18 membres du gouvernement défileront à République; NPA, Parti des indigènes de la République, Solidarité Palestine, Comité Adama, et l'UJFP manifesteront à Ménilmontant

Jean-Luc Mélenchon pendant une manifestation contre la réforme du droit du travail, à Paris, le 23 septembre 2017. (Crédit : Geoffroy Van Der Hasselt/AFP)
Jean-Luc Mélenchon pendant une manifestation contre la réforme du droit du travail, à Paris, le 23 septembre 2017. (Crédit : Geoffroy Van Der Hasselt/AFP)

La France insoumise (LFI) se retrouve au centre d’une polémique pour son « ambiguïté » présumée vis-à-vis de l’antisémitisme, alors que la manifestation de mardi à laquelle pourrait participer Jean-Luc Mélenchon s’annonce tendue, près d’un an après son départ forcé de la marche pour Mireille Knoll.
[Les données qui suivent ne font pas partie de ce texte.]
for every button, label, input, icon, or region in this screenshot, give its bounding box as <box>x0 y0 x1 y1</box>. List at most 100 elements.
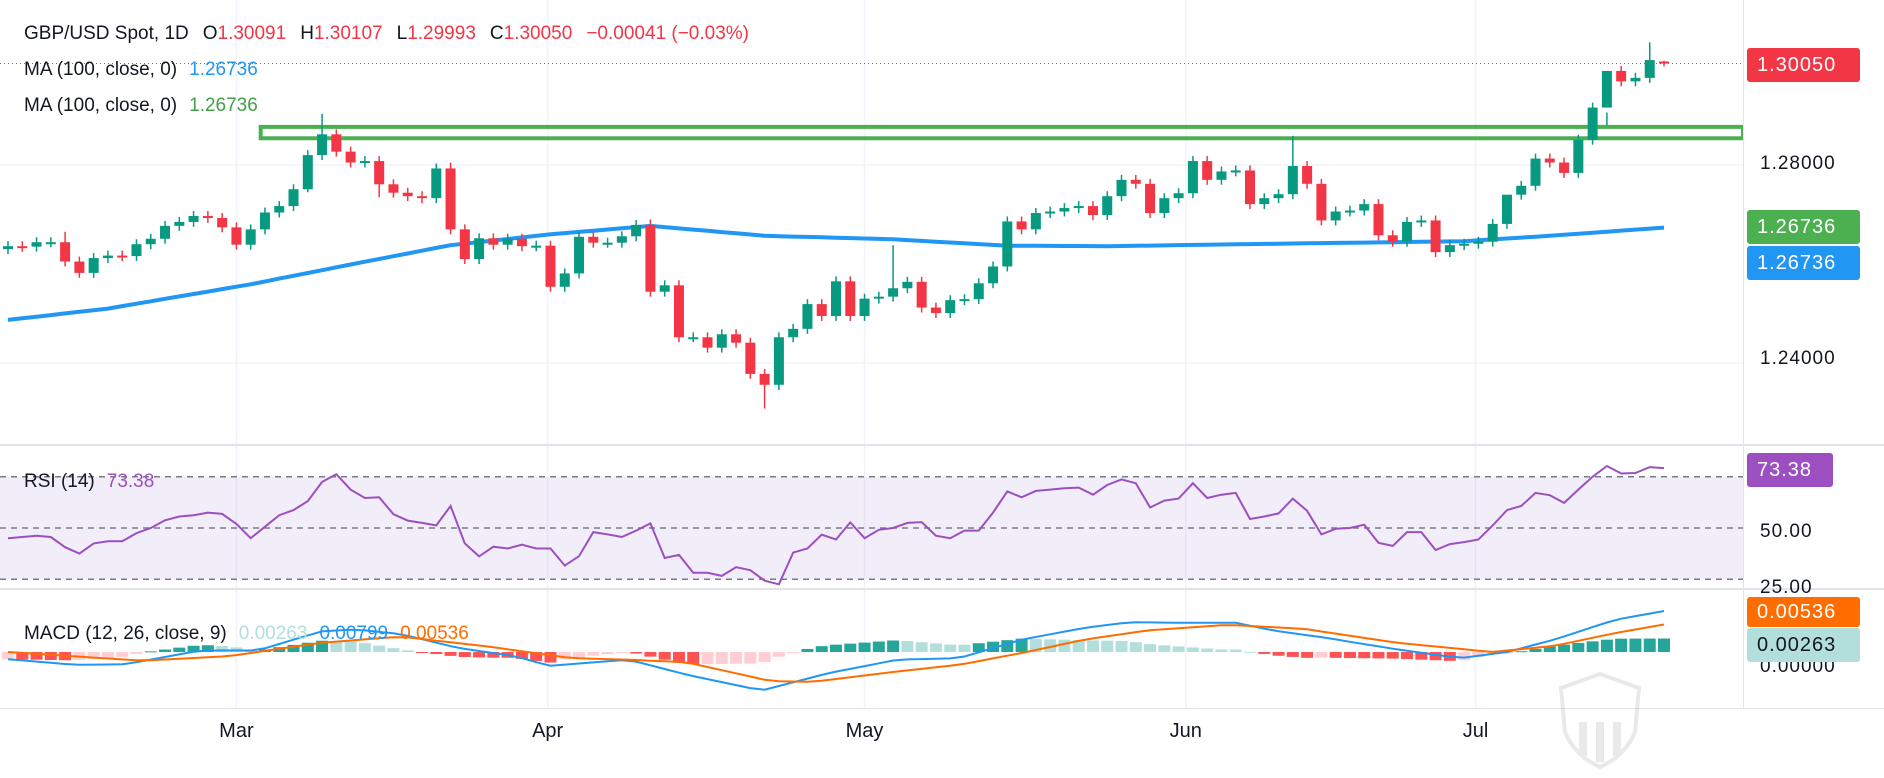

Des membres du gouvernement ont vilipendé la réaction de Mélenchon, qui s’est récemment rapproché de Jeremy Corbyn (chef du Labour britannique, duquel 7 élus ont fait défection lundi pour protester contre l’antisémitisme au sein du parti travailliste) aux insultes proférées par des « gilets jaunes » samedi à l’encontre du philosophe conservateur, Alain Finkielkraut.

Le patron des députés LFI avait tweeté dimanche : « Conscient de l’instrumentalisation de l’antisémitisme, je crois aussi qu’il ne faut jamais laisser passer le racisme. Autour de Finkielkraut, il y avait aussi des ‘gilets jaunes’ qui voulaient le défendre et s’opposer à l’attaque. Je suis avec eux ».

Pour Agnès Buzyn, ministre des Solidarités et de la Santé, le leader de la France insoumise « ne condamne pas » les attaques contre le philosophe. « C’est un naufrage, Jean-Luc Mélenchon », a-t-elle lancé, rappelant qu’il « a été républicain, il a été ministre, sénateur, élu européen ».

De quoi susciter en retour l’ire de Jean-Luc Mélenchon sur Twitter, lundi : « Agnès Buzyn, au nom du gouvernement contre la France Insoumise, montre que pour les macronistes la lutte contre l’antisémitisme n’est pas sincère. Juste un prétexte politicien pour régler des comptes », a dénoncé sur Twitter Jean-Luc Mélenchon.

Gabriel Attal, ex-porte-parole de la République en Marche, et député des Hauts-de-Seine, aujourd’hui secrétaire d’Etat du gouvernement Philippe. (Capture d’écran Twitter)

Le secrétaire d’État auprès du ministre de l’Éducation, Gabriel Attal, a déclaré : « Je vois Jean-Luc Mélenchon parler d’’instrumentalisation de l’antisémitisme’. C’est une ambiguïté malsaine. On attend de lui qu’il condamne, point barre, pas qu’il relativise et fasse de la théorie du complot ».

Les critiques viennent aussi d’autres formations. La tête de liste EELV, Yannick Jadot, s’est notamment dit « stupéfait, choqué, outré, d’entendre des responsables politiques qui finalement minimisent les actes d’antisémitisme ».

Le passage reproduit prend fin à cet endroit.